Letting \(z_n\) be the unrounded measurement for \(y_n\), the problem as stated assumes the likelihood
\[ z_n \sim \mathsf{normal}(\mu, \sigma). \]
The rounding process entails that \(z_n \in (y_n - 0.5, y_n + 0.5)\). The probability mass function for the discrete observation \(y\) is then given by marginalizing out the unrounded measurement, producing the likelihood \[ p(y_n \, | \, \mu, \sigma) = \int_{y_n - 0.5}^{y_n + 0.5} \ \mathsf{normal}(z_n \, | \, \mu, \sigma) \ \mathrm{d}z_n = \Phi\!\left(\frac{y_n + 0.5 - \mu}{\sigma}\right) - \Phi\!\left(\frac{y_n - 0.5 - \mu}{\sigma}\right). \] Gelman’s answer for this problem took the noninformative prior to be uniform in the variance \(\sigma^2\) on the log scale, which yields (due to the Jacobian adjustment), the prior density \[ p(\mu, \sigma^2) \propto \frac{1}{\sigma^2}. \] The posterior after observing \(y = (10, 10, 12, 11, 9)\) can be calculated by Bayes’s rule as
\[ \begin{array}{rcl} p(\mu, \sigma^2 \, | \, y) & \propto & p(\mu, \sigma^2) \ p(y \, | \, \mu, \sigma^2) \\[6pt] & \propto & \frac{1}{\sigma^2} \ \prod_{n=1}^5 \left( \Phi\!\left(\frac{y_n + 0.5 - \mu}{\sigma}\right) - \Phi\!\left(\frac{y_n - 0.5 - \mu}{\sigma}\right) \right). \end{array} \]
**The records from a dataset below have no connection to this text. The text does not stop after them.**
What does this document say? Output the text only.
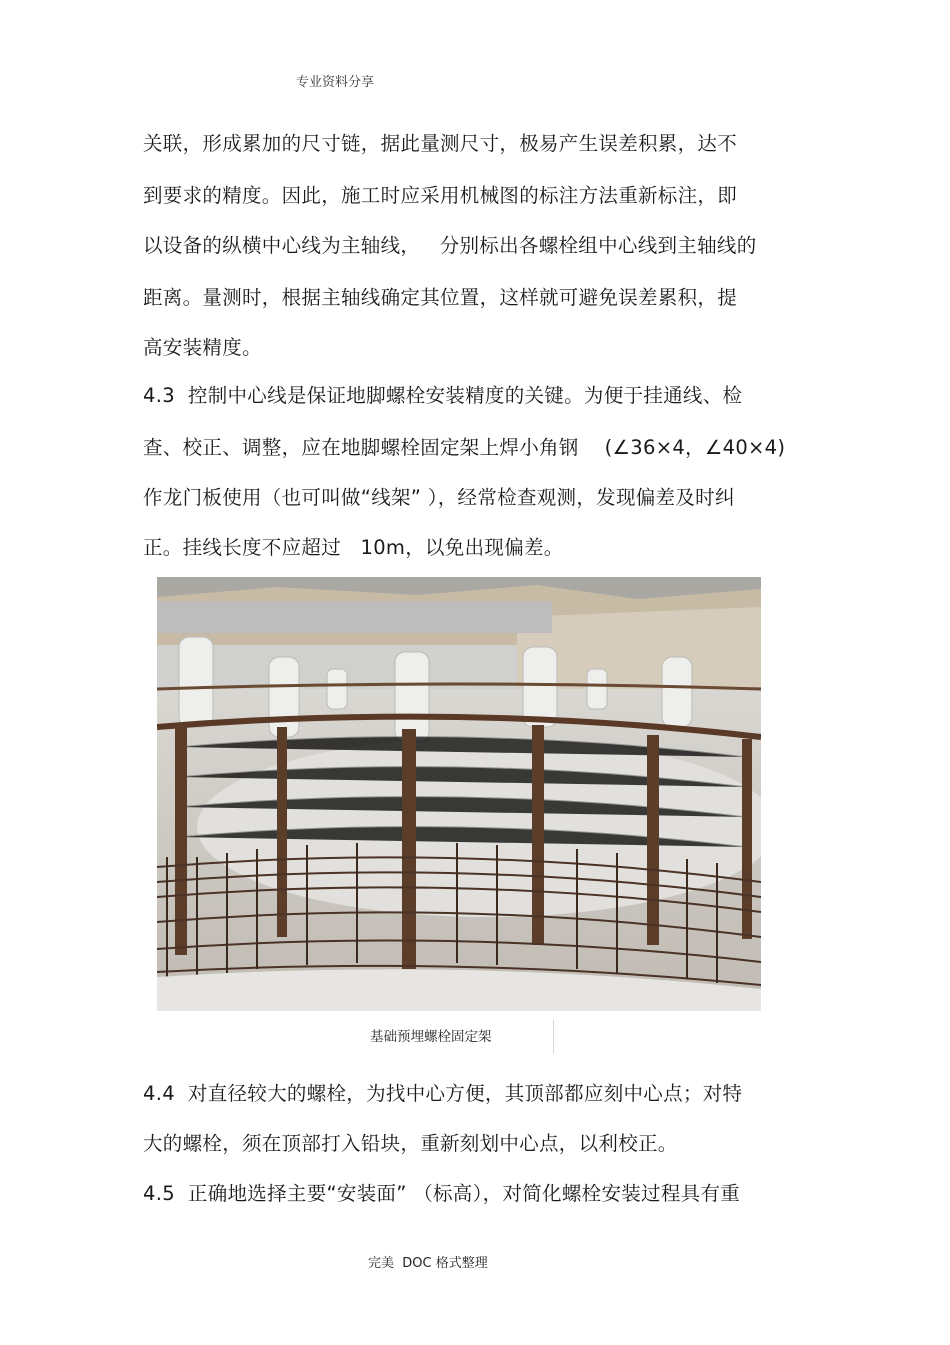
专业资料分享
关联，形成累加的尺寸链，据此量测尺寸，极易产生误差积累，达不
到要求的精度。因此，施工时应采用机械图的标注方法重新标注，即
以设备的纵横中心线为主轴线，   分别标出各螺栓组中心线到主轴线的
距离。量测时，根据主轴线确定其位置，这样就可避免误差累积，提
高安装精度。
4.3  控制中心线是保证地脚螺栓安装精度的关键。为便于挂通线、检
查、校正、调整，应在地脚螺栓固定架上焊小角钢    (∠36×4，∠40×4)
作龙门板使用（也可叫做“线架” ），经常检查观测，发现偏差及时纠
正。挂线长度不应超过   10m，以免出现偏差。
基础预埋螺栓固定架
4.4  对直径较大的螺栓，为找中心方便，其顶部都应刻中心点；对特
大的螺栓，须在顶部打入铅块，重新刻划中心点，以利校正。
4.5  正确地选择主要“安装面” （标高），对简化螺栓安装过程具有重
完美  DOC 格式整理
The Stan code simply follows the mathematical definition, providing an example of the direct definition of a probability function up to a proportion.
data {
int<lower=0> N;
vector[N] y;
}
parameters {
real mu;
real<lower=0> sigma_sq;
}
transformed parameters {
real<lower=0> sigma;
sigma = sqrt(sigma_sq);
}
model {
target += -2 * log(sigma);
for (n in 1:N)
target += log(Phi((y[n] + 0.5 - mu) / sigma)
- Phi((y[n] - 0.5 - mu) / sigma));
}
Alternatively, the model may be defined with latent parameters for the unrounded measurements \(z_n\). The Stan code in this case uses the likelihood for \(z_n\) directly while respecting the constraint \(z_n \in (y_n - 0.5, y_n + 0.5)\). Because Stan does not allow varying upper- and lower-bound constraints on the elements of a vector (or array), the parameters are declared to be the rounding error \(y - z\), and then \(z\) is defined as a transformed parameter.
data {
int<lower=0> N;
vector[N] y;
}
parameters {
real mu;
real<lower=0> sigma_sq;
vector<lower=-0.5, upper=0.5>[N] y_err;
}
transformed parameters {
real<lower=0> sigma;
vector[N] z;
sigma = sqrt(sigma_sq);
z = y + y_err;
}
model {
target += -2 * log(sigma);
z ~ normal(mu, sigma);
}
This explicit model for the unrounded measurements \(z\) produces the same posterior for \(\mu\) and \(\sigma\) as the previous model that marginalizes \(z\) out. Both approaches mix well, but the latent parameter version is about twice as efficient in terms of effective samples per iteration, as well as providing a posterior for the unrounded parameters.